Injuries in homes or businesses are sometimes caused by negligence. No place of business or home is perfect. But a business owner of any type has the obligation to inspect the business premises and keep them safe.
A business should have a plan they follow to make sure that customers are kept safe, whether it is from debris on the floor or dangerous displays. This is called a “duty to inspect” and includes two types.
The first type of inspection involves inspecting for transitory conditions such as rain, snow, and ice. If a parking lot is icy, for example, and putting down ice melt would make it less treacherous, the landlord or owner should do so within reason. A grocery store, to use another example, should make periodic inspections of its wares to make sure that slippery fruits, vegetables, or other substances have not fallen to the floor and created slipping hazards. If aisles are wet and slippery, warning signs should be appropriately placed to notify passersby.
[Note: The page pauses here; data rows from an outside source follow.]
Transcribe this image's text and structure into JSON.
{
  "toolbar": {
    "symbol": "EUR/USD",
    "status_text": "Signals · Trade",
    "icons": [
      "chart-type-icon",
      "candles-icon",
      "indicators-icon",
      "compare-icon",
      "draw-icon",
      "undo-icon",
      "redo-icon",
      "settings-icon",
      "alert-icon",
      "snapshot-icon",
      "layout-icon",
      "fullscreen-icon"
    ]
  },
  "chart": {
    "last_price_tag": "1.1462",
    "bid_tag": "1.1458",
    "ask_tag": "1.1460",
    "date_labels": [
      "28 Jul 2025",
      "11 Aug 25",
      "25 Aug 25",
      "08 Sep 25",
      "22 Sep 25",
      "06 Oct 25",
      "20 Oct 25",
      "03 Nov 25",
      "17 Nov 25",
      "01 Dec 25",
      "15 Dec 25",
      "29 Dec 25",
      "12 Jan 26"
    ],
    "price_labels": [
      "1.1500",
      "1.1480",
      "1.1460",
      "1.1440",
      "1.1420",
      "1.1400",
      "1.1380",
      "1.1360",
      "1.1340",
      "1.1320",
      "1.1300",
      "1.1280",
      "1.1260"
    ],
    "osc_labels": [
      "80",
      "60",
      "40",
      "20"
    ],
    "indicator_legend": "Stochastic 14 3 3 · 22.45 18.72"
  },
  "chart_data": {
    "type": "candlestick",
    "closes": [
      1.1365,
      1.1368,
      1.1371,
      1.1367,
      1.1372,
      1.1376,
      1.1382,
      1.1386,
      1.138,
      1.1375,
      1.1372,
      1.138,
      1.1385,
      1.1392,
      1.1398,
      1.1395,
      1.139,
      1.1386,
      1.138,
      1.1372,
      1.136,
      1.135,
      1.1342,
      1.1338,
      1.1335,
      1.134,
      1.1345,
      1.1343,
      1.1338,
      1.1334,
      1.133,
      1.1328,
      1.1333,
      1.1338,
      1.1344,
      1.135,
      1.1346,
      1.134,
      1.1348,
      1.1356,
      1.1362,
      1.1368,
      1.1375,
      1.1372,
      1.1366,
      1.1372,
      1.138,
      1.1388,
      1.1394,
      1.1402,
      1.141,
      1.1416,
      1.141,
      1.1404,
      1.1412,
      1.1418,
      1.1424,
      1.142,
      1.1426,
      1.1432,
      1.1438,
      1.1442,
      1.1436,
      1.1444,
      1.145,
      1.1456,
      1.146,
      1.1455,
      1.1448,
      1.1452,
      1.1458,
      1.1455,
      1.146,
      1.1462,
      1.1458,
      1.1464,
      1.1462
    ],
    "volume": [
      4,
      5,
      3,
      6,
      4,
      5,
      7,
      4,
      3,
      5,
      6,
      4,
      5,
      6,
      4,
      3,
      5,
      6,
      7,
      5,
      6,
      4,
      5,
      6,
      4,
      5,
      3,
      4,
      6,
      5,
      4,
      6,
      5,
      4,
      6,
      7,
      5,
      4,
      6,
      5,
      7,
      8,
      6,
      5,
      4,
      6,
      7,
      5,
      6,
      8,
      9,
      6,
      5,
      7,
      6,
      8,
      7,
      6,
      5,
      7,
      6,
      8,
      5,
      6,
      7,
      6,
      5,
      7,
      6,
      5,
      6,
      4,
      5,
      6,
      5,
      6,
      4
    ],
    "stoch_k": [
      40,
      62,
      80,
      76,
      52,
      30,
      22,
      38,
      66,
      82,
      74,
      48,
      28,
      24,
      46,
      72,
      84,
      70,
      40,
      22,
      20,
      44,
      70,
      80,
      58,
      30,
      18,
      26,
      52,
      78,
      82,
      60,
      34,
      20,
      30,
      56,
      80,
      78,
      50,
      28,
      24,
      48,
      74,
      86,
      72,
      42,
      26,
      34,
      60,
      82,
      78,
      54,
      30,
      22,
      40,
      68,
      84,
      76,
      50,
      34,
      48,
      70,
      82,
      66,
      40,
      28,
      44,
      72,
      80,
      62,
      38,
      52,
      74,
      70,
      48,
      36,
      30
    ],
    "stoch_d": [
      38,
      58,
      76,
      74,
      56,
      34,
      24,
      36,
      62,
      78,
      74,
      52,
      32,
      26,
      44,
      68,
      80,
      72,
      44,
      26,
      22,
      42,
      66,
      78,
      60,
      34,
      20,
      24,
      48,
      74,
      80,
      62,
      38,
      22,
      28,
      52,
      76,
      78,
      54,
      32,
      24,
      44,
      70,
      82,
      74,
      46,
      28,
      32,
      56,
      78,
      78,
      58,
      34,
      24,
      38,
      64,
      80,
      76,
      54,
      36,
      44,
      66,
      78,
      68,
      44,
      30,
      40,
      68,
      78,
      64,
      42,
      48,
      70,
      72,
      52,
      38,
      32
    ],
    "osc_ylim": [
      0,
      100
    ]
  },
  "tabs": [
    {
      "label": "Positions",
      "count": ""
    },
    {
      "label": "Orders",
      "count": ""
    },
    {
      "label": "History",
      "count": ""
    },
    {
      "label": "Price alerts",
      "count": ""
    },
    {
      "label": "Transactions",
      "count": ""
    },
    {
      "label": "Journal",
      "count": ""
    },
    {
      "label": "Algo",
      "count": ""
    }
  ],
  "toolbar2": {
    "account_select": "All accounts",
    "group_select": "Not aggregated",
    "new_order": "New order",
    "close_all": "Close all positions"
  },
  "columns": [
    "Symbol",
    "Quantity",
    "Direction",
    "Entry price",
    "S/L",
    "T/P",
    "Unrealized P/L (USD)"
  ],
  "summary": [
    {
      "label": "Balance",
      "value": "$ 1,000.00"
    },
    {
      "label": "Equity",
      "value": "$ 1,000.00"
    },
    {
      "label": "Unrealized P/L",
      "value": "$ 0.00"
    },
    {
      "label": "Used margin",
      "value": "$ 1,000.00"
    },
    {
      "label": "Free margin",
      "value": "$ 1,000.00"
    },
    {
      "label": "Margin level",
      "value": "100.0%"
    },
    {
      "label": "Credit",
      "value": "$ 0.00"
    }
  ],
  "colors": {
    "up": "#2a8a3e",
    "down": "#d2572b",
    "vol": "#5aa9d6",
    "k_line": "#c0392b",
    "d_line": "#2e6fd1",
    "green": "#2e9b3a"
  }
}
The second inspection is for static conditions, involving construction, upkeep, or maintenance of stairs, ramps, railing, parking lot surfaces, lighting, etc. If someone is hurt by a defect in the premises because of an improperly constructed display, or an improperly designed stair or lighting, or improperly managed properties which allow visitors to be hurt (elevator accidents), or hurt because the owner has not properly maintained the premises, the owner is liable, or responsible, for the injury.